The PSERS board, chaired by Chris Santa Maria, a history teacher in the Lower Merion public schools, has in recent years favored private equity, real estate, and hedge funds, and other exotic investments.
The board has taken that direction over the objections of a minority of board members, including state Treasurer Joe Torsella and State Rep. Frank Ryan (R., Lebanon), who questioned whether high-priced private investment advisers are worth the extra fees they charge compared with cheap Vanguard-style index funds.
But at Friday’s investment committee meeting, PSERS’s trustees and staffers confessed they were uncertain about what to do next now that stocks are weak and bond yields are near records lows. Experts are also divided over whether inflation or deflation forms the more imminent threat to future returns.
Trustees listened to mainstream and contrarian presentations by investment pros and pleaded for more information before their planned investment review in August.
Louis Gave, an advocate of investment in venture capital and Asian companies, warned of inflation for years to come as the U.S. dollar declines in value. The greenback will be dragged down by record government debt and President Donald Trump’s moves to intentionally weaken the currency to make the U.S. more attractive as a lower-cost manufacturing center, he said.
Gave acknowledged most investors don’t share this view, and still prefer U.S. stocks and tech companies. (Ryan and another board member, acting state Banking Secretary Richard Vague, have warned that price deflation is more likely.)
But Gave said U.S. tech stocks have already risen so far, and the national debt has reached such record-high levels that it’s time to invest elsewhere. He likes Chinese bonds.
Claire Shaughnessy, a partner at Aon Hewitt Consulting, one of PSERS’s investment advisers, said her firm’s analysis suggested PSERS was unlikely to fully meet its target of 7.25% yearly investment returns with its current investment mix.
But she also said its current choices would likely perform better than a Vanguard-like 60%-40% mix of stock and bond index funds.
Torsella disputed that. Under his questioning, Shaughnessy acknowledged flaws in her comparison. Torsella asked Shaughnessy to come up with an apples-to-apples comparison for the next meeting.
Torsella has praised the pension plan in Montgomery County and others that have dropped private investments and stock pickers in favor of index funds. He says the state’s 529 college-savings plan, which he oversees, posted better returns once he went to indexing and let go of private money managers.

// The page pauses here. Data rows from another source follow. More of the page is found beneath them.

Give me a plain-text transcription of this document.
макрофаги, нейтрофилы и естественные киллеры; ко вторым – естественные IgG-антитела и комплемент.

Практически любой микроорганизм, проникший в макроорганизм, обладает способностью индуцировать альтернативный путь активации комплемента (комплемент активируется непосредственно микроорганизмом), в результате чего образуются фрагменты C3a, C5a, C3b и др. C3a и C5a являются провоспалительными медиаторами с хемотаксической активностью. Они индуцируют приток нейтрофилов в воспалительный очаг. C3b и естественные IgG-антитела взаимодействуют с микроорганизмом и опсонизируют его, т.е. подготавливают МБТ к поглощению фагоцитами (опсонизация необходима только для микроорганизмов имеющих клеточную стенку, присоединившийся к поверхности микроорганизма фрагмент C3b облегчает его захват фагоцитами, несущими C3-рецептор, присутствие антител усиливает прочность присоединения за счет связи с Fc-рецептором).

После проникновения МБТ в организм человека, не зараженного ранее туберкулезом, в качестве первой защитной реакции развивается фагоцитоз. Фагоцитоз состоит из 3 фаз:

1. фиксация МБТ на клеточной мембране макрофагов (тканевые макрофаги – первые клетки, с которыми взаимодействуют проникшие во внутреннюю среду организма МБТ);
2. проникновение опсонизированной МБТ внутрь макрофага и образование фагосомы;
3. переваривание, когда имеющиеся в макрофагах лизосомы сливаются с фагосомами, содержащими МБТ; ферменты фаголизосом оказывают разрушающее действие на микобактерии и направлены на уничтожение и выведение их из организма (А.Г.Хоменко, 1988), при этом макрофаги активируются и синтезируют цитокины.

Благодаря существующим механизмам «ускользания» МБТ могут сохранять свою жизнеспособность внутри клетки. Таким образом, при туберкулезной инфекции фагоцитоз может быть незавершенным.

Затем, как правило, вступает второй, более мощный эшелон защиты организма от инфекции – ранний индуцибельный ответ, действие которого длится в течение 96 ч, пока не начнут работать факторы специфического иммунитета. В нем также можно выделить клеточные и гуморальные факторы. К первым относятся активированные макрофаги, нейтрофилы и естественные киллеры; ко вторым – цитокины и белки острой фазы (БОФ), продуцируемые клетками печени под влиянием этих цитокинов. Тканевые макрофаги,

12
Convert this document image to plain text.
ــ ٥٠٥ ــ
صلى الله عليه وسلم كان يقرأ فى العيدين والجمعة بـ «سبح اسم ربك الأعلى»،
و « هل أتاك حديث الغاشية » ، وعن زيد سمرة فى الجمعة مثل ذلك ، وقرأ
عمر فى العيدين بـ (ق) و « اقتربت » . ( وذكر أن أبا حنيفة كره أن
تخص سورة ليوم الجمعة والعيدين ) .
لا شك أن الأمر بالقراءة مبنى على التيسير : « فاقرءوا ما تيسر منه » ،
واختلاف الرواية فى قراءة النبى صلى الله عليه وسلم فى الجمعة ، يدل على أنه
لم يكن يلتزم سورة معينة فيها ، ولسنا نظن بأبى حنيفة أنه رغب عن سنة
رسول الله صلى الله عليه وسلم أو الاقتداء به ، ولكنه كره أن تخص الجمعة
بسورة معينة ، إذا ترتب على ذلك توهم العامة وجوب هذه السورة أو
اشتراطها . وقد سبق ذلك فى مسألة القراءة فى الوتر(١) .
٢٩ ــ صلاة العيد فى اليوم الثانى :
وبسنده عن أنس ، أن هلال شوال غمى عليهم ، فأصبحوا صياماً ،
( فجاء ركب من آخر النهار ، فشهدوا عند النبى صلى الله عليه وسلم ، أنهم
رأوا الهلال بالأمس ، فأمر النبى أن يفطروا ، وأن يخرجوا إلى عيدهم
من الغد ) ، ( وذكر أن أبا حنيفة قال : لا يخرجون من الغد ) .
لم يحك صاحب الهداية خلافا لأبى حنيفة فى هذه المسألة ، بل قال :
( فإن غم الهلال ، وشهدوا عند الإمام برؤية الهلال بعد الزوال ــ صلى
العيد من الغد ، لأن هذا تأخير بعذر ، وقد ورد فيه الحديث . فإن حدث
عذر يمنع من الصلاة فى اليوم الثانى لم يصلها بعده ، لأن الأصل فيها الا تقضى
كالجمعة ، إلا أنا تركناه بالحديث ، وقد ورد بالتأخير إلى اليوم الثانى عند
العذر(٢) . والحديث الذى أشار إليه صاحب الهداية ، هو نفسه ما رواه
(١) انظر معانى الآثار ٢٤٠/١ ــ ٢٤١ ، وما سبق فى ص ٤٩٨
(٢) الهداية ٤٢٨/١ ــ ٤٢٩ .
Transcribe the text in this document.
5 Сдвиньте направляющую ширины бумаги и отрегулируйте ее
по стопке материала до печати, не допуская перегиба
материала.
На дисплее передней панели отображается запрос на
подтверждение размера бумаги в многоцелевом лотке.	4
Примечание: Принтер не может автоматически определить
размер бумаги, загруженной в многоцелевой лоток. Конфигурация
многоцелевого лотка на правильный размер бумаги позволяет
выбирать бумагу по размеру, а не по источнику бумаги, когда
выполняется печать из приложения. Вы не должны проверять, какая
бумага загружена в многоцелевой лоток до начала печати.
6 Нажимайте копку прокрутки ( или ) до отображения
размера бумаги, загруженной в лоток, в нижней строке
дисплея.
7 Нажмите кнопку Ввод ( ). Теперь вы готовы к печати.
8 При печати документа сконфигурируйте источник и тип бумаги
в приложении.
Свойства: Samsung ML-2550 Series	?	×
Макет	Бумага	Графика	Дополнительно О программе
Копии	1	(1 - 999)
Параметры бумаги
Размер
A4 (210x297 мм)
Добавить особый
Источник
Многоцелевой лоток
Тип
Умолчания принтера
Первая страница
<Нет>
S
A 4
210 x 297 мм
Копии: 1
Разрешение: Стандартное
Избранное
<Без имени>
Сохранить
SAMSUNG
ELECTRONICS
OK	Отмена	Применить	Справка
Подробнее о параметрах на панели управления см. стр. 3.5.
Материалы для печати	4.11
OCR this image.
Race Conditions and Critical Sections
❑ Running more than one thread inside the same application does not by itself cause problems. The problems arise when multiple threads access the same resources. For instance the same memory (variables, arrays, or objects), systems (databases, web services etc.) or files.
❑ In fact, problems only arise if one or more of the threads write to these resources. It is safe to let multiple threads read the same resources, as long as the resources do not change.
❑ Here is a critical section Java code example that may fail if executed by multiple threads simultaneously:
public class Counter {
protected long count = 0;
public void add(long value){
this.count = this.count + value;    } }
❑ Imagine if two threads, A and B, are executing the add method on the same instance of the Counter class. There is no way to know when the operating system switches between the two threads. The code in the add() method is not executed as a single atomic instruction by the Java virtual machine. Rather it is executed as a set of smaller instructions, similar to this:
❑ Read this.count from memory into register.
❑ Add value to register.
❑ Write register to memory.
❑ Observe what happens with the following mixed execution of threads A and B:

Tom Bauer, PSERS’s deputy chief investment officer, sounded a dour warning. He called PSERS “an underfunded plan with negative cash flow,” and already one of the largest and fastest-growing expenses in both state and school budgets. (It is funded by both.)
The pension fund already costs taxpayers an additional 35 cents for every dollar paid to teachers and other school staff.
“I’ve been in this business since 1987, and this is the most opaque” investment market he has faced, Bauer said.
He said the U.S. government and world political leaders, having poured trillions into the economy to forestall recession, are now more powerful than markets in setting asset prices.
“We’ve had negative oil prices,” in which companies declined to buy oil because it cost more to store than they could collect by selling it, and “negative interest rates,” with Germany and other countries requiring investors to pay interest instead of receiving it from national bonds.
“Prepare to be surprised,” he warned. We need “even more humility than usual.”
During economic crises, investors usually fall back on U.S. Treasury bonds, which gain value because of the rise in demand and their security compared with other investments.
But this year, the government is borrowing so much that bond values have collapsed, and investors can’t profit from them.
Bauer asked the trustees to guide the professional staff. “Your job is not so easy,” he added. “Uncertainty is high. The range of [possible] outcomes is wide.”
Jason Davis, a Westmoreland County economics teacher who chairs the investment committee, at the end called it a ”robust meeting. It’s important that we have an open discussion in this very tumultuous time.”